3 min read

Add new columns

1 Introduction

There are several ways to generate new variables in Python. Below the most common methods will be shown.

For this post the dataset flight from the statistic platform “Kaggle” was used. You can download it from my GitHub Repository.

import pandas as pd
import numpy as np
flight = pd.read_csv("path/to/file/flight.csv")

2 Normal Calculation

We’ll start with the two columns Scheduled_Departure and Departure_Time from the dataset flight.

flight2 = flight.copy().filter(['Scheduled_Departure', 'Departure_Time'])
flight2.head()

flight2['new_Delay'] = flight2.Scheduled_Departure - flight2.Departure_Time
flight2.head()

3 If-else statements

flight2['new_Delay_txt'] = np.where(flight2['new_Delay']>=0, 'no delay', 'delayed')
flight2.head()

4 Multiple If-else statements

4.1 with conditional output values

def new_Delay_detailed(df):

    if (df['new_Delay'] >= 45):
        return 'over time'
    
    elif (df['new_Delay'] < 45) and (df['new_Delay'] > 0):
        return 'in time'
              
    elif (df['new_Delay'] <= 0):
        return 'delayed'

flight2['new_Delay_detailed'] = flight2.apply(new_Delay_detailed, axis = 1)
flight2.head()

The function can also be written even more simply like this:

def new_Delay_detailed2(new_Delay):

    if new_Delay >= 45:
        return 'over time'

    if new_Delay < 45 and new_Delay > 0:
        return 'in time'
    
    if new_Delay <= 0:
        return 'delayed'


flight2['new_Delay_detailed2'] = flight2['new_Delay'].apply(new_Delay_detailed2)

or even simpler:

def new_Delay_detailed3(new_Delay):

    if new_Delay >= 45:
        return 'over time'
    
    if new_Delay <= 0:
        return 'delayed'
    
    else:
        return 'in time'


flight2['new_Delay_detailed3'] = flight2['new_Delay'].apply(new_Delay_detailed3)

I did not execute the last two commands in this notebook, otherwise it would become too confusing.

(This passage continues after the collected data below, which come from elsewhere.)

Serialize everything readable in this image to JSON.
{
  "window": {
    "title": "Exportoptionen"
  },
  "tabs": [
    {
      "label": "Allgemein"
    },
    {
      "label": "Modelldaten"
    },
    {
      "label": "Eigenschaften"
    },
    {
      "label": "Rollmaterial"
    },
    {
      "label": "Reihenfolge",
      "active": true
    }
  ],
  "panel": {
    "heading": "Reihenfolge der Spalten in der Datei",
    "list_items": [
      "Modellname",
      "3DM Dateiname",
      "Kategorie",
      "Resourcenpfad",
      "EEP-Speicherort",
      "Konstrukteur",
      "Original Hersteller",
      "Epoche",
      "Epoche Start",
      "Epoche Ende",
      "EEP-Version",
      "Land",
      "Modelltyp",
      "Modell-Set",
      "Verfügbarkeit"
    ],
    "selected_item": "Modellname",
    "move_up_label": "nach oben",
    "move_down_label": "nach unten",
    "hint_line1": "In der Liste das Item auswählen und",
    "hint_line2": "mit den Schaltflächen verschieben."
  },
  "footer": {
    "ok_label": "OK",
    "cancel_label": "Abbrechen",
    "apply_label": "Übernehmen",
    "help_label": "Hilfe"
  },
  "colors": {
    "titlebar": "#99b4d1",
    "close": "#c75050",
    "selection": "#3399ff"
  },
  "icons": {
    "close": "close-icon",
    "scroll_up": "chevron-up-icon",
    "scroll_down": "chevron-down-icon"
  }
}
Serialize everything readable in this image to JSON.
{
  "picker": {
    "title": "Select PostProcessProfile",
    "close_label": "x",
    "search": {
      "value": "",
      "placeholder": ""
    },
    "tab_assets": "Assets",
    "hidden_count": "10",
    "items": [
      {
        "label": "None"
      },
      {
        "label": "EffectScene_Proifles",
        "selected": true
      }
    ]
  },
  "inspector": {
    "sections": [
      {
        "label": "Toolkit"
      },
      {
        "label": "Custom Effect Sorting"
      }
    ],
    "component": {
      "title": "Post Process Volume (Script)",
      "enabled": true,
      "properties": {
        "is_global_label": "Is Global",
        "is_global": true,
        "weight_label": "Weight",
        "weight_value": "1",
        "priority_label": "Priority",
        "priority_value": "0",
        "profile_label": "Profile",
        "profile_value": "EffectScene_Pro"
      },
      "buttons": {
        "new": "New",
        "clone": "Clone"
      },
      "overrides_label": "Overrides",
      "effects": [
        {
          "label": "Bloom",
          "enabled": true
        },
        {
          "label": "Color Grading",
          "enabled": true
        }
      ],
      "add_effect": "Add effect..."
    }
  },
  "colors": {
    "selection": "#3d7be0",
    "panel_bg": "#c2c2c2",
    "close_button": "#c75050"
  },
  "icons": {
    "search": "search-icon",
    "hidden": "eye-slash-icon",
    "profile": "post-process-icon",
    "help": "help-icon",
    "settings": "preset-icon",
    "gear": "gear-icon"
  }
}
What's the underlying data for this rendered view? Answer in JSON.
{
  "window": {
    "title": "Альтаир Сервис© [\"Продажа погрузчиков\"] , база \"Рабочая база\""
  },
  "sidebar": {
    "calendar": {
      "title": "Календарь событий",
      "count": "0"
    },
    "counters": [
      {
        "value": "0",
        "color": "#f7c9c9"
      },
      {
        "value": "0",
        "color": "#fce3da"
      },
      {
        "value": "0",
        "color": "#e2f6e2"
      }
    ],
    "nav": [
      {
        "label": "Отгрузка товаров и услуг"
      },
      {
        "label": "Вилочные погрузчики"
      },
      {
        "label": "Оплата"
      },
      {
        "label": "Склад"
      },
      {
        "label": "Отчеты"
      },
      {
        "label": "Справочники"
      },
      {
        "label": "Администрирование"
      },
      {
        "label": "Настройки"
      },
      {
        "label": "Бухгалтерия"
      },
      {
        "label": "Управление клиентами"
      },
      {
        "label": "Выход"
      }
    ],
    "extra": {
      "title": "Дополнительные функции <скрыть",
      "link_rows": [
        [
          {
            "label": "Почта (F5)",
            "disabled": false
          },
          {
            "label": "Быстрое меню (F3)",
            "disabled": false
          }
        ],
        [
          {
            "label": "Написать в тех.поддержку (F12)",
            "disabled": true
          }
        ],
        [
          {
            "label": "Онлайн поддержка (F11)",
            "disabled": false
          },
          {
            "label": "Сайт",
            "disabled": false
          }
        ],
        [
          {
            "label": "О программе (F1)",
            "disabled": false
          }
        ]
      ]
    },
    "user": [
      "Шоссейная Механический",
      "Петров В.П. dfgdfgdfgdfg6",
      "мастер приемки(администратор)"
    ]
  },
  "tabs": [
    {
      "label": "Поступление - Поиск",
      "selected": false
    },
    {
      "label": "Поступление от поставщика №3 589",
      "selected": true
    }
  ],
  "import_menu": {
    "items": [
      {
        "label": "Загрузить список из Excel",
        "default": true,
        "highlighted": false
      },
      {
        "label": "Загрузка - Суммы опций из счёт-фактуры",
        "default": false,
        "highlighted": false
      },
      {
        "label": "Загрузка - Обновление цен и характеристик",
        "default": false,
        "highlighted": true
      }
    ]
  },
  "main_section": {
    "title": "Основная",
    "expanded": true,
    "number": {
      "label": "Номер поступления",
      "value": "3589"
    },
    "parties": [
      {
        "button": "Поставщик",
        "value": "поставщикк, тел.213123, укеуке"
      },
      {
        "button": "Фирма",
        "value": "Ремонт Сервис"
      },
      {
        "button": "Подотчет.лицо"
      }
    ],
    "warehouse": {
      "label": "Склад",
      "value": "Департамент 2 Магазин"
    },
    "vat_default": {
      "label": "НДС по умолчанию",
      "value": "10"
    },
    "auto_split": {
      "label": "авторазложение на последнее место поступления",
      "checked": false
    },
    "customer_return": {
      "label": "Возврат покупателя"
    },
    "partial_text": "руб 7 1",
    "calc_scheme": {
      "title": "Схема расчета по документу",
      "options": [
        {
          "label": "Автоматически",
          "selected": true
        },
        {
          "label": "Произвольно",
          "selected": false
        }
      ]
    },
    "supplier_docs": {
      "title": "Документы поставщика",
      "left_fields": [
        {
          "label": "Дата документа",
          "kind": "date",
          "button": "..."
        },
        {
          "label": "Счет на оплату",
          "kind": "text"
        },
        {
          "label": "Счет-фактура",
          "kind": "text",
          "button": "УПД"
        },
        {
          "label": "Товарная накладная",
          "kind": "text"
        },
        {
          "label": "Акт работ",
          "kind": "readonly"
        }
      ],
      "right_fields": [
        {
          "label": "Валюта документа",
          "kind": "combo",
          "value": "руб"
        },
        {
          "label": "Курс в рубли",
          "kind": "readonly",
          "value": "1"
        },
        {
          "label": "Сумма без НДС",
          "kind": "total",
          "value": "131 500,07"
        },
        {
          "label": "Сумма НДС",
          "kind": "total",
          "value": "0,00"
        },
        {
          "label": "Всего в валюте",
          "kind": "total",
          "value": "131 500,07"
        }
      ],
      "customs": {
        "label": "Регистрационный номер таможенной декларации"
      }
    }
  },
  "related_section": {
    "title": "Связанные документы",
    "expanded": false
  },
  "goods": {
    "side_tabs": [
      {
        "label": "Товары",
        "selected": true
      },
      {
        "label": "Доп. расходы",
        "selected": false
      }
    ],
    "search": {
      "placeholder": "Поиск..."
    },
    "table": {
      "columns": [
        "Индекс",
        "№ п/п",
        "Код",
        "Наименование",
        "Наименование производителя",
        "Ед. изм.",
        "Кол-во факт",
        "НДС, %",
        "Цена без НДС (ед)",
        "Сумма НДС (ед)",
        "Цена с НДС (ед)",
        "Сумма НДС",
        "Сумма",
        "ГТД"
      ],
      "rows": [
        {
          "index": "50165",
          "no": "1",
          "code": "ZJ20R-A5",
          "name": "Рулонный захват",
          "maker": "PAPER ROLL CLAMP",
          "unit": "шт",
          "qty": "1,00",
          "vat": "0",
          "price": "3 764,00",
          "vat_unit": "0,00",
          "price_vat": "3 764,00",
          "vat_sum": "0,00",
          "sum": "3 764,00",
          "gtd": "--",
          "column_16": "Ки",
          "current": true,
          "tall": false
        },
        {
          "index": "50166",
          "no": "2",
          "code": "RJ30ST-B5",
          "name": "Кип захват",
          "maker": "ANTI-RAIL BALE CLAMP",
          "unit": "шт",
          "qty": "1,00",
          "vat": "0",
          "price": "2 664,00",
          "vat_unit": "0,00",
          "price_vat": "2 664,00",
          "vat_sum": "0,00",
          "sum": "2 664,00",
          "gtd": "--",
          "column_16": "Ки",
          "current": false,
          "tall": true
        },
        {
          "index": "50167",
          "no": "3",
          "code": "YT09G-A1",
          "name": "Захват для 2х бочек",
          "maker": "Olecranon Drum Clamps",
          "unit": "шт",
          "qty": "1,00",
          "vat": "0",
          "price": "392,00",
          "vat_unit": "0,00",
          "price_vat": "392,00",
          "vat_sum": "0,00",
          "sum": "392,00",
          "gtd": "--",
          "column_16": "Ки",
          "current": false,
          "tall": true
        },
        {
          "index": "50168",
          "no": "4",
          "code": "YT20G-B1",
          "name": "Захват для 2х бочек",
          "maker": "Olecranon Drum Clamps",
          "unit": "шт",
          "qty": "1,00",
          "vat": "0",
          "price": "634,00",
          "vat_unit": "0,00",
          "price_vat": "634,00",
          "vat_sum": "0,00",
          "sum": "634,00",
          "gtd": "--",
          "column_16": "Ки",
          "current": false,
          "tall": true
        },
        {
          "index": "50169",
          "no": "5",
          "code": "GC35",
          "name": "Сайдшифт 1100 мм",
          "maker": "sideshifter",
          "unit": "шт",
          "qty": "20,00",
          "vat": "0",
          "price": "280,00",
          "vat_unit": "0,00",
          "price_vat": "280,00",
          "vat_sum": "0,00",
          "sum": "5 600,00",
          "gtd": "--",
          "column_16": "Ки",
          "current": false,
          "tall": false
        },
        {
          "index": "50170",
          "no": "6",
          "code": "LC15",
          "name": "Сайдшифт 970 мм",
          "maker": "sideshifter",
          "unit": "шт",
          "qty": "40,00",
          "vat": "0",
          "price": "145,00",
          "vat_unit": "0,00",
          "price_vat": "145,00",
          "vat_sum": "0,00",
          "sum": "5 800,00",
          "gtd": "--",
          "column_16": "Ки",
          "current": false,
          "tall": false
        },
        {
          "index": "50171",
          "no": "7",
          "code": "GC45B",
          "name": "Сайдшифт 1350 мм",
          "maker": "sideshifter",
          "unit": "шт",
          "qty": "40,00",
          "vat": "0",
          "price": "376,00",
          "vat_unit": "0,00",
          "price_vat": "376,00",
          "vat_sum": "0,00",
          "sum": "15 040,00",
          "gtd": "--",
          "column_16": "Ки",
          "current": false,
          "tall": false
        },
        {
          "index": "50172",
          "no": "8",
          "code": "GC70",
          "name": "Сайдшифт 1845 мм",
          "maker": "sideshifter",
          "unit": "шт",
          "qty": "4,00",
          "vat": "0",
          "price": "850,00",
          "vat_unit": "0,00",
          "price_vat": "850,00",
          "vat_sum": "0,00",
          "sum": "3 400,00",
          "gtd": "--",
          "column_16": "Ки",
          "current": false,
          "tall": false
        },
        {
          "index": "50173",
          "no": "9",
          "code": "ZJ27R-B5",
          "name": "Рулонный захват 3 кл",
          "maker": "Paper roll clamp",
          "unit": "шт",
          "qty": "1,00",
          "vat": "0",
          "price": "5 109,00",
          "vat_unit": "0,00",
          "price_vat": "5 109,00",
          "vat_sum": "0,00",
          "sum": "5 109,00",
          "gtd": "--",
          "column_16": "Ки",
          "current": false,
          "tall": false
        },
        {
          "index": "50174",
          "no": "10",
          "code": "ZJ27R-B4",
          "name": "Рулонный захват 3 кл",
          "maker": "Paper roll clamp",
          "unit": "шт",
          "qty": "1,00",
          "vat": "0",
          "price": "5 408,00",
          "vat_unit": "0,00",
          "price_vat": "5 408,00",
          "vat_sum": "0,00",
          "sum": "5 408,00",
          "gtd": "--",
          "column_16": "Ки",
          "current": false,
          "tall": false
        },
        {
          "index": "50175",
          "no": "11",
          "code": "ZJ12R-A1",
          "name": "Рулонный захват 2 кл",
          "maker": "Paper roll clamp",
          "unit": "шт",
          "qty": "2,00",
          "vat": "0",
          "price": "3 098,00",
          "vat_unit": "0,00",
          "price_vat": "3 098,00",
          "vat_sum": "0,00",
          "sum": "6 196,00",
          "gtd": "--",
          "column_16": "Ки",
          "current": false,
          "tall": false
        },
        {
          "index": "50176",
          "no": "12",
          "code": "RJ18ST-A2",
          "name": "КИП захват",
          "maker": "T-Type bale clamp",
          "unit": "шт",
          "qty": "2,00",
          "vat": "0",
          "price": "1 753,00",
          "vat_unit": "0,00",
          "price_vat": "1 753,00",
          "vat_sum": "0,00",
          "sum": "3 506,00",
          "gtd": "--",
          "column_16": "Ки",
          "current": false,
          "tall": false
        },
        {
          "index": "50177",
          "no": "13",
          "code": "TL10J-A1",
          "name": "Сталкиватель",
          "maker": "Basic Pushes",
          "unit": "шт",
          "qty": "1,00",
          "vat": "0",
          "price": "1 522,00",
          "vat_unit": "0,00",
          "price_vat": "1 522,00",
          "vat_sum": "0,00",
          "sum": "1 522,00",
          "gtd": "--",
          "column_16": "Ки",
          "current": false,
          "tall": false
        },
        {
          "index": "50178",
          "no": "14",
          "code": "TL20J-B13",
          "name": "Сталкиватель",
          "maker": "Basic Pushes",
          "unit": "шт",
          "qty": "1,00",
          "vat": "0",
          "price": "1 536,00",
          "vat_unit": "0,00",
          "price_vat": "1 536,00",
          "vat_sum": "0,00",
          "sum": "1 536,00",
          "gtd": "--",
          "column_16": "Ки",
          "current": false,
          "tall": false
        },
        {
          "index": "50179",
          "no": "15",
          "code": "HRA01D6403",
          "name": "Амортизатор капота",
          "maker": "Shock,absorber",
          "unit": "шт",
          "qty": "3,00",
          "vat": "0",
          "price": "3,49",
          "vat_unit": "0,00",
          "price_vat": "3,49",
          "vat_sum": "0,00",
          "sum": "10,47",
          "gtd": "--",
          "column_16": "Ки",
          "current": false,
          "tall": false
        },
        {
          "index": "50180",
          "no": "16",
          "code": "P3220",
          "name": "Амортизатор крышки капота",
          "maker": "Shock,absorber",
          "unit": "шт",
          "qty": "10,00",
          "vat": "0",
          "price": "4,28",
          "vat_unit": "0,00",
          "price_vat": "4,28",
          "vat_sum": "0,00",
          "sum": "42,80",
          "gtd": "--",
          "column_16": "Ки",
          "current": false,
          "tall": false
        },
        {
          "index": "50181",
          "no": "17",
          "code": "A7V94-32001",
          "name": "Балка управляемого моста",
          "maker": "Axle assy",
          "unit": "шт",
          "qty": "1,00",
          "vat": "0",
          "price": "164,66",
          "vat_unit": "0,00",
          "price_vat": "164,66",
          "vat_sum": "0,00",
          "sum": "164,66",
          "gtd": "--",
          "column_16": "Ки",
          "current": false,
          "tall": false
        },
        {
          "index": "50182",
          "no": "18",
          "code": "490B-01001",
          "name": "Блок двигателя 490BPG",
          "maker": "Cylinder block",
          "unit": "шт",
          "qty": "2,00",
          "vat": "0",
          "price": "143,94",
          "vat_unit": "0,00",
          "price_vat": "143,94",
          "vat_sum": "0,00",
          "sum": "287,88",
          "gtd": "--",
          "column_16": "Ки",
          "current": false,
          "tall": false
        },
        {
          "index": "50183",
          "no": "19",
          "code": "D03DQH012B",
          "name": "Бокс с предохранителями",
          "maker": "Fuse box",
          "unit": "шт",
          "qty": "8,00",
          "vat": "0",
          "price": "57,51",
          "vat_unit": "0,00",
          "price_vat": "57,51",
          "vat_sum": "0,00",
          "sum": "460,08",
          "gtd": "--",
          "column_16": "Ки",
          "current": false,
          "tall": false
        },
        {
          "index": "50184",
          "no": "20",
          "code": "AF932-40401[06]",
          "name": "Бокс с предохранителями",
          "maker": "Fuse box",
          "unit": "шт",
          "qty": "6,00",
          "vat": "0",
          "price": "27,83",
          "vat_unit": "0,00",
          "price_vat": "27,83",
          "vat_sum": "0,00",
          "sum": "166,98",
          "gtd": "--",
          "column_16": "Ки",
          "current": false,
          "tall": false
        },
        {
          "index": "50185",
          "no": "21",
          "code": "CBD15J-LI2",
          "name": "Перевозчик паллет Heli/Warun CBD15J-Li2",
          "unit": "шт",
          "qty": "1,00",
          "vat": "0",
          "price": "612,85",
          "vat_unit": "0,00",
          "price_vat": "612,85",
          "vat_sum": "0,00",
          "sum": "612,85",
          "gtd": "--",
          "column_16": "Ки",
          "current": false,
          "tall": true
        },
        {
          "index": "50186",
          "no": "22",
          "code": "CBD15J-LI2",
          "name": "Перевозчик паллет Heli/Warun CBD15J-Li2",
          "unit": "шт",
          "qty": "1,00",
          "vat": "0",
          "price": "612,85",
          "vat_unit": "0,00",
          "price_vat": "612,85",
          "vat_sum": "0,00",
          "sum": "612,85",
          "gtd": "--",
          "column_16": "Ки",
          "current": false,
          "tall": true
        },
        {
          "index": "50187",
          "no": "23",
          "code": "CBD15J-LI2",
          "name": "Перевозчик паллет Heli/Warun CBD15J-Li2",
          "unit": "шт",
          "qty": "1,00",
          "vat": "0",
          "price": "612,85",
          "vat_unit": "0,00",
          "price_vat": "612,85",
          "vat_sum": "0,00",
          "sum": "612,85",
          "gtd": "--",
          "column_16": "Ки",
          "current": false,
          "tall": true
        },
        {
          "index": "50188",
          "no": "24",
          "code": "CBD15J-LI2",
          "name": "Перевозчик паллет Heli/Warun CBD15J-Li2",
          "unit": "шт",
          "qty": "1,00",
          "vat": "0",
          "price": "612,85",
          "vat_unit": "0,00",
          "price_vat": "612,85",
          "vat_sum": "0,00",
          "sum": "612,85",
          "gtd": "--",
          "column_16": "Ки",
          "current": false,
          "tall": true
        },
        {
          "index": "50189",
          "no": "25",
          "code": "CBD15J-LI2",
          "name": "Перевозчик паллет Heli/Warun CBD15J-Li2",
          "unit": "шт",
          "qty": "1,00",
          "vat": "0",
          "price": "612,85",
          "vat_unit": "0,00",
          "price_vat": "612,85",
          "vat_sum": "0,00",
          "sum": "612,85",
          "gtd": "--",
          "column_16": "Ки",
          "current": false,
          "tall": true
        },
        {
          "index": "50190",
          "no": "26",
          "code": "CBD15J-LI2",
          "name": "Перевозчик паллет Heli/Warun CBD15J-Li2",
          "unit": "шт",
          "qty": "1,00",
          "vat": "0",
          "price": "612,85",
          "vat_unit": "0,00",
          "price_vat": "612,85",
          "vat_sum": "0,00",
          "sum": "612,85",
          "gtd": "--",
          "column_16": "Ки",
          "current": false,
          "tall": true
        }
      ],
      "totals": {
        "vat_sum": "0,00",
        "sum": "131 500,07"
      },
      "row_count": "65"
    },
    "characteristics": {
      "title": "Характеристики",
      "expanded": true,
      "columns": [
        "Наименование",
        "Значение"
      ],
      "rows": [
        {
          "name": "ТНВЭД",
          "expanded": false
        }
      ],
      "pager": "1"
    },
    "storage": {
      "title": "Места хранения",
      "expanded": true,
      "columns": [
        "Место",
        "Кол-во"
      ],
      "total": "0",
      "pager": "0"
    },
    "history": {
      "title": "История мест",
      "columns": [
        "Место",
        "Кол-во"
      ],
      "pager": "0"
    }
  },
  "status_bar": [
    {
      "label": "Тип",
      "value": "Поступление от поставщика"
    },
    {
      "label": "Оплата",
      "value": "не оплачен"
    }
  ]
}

4.2 with conditional calculation

Of course there are also situations in which we do not only need a certain playback depending on the condition. The following example shows how a calculated value is output (depending on the condition).

Imagine that we have transaction data with different currencies available:

df = pd.DataFrame({'Transaction': ['46568454684', '89844548864', '90487651685'],
                   'Amount': [22,100,13],
                   'Currancy': ['EUR', 'CHF', 'EUR']})
df

Now we want to convert the CHF to EUR with a certain exchange rate so that we have a column with the same currency (here EUR).

exchange_rate_CHF_EUR = 0.94
EUR = df['Amount']
CHF_in_EUR = df['Amount']*exchange_rate_CHF_EUR
df['Amount_converted_into_EUR'] = np.where(df['Currancy']== 'EUR', EUR, CHF_in_EUR)
df

Voilà.

Now we go one step further to a similar data set, which not only contains two different currencies, but several.

df = pd.DataFrame({'Transaction': ['46568454684', '89844548864', '90487651685'],
                   'Amount': [22,100,100],
                   'Currancy': ['EUR', 'CHF', 'THB']})
df

exchange_rate_CHF_EUR = 0.94
exchange_rate_THB_EUR = 0.5
def converter(df):

    if (df['Currancy'] == 'EUR'):
        return df['Amount']
    
    elif (df['Currancy'] == 'CHF'):
        return df['Amount']*exchange_rate_CHF_EUR
              
    elif (df['Currancy'] == 'THB'):
        return df['Amount']*exchange_rate_THB_EUR
df['Amount_converted_into_EUR'] = df.apply(converter, axis = 1)
df.head()

This also works with this method.

5 Row Sum

Complete row:

flight2['RowSum_complete'] = flight2.sum(axis=1)
flight2.head()

Selected columns:

flight2['RowSum_selected'] = flight2.filter(['Departure_Time', 'new_Delay']).sum(axis=1)
flight2.head()

6 With a defined list

df = pd.DataFrame({"Person":
                   ["John", "Myla", "Lewis", "John", "Myla"]})
df

The length of the list must correspond to the number of observations of the data record.

Age = ([24, np.nan, 21., 33, 26])
df['Alter'] = Age
df

7 Conclusion

As you can see it’s quite easy to generate new columns. This can be done using simple arithmetic or self-defined if-else statements.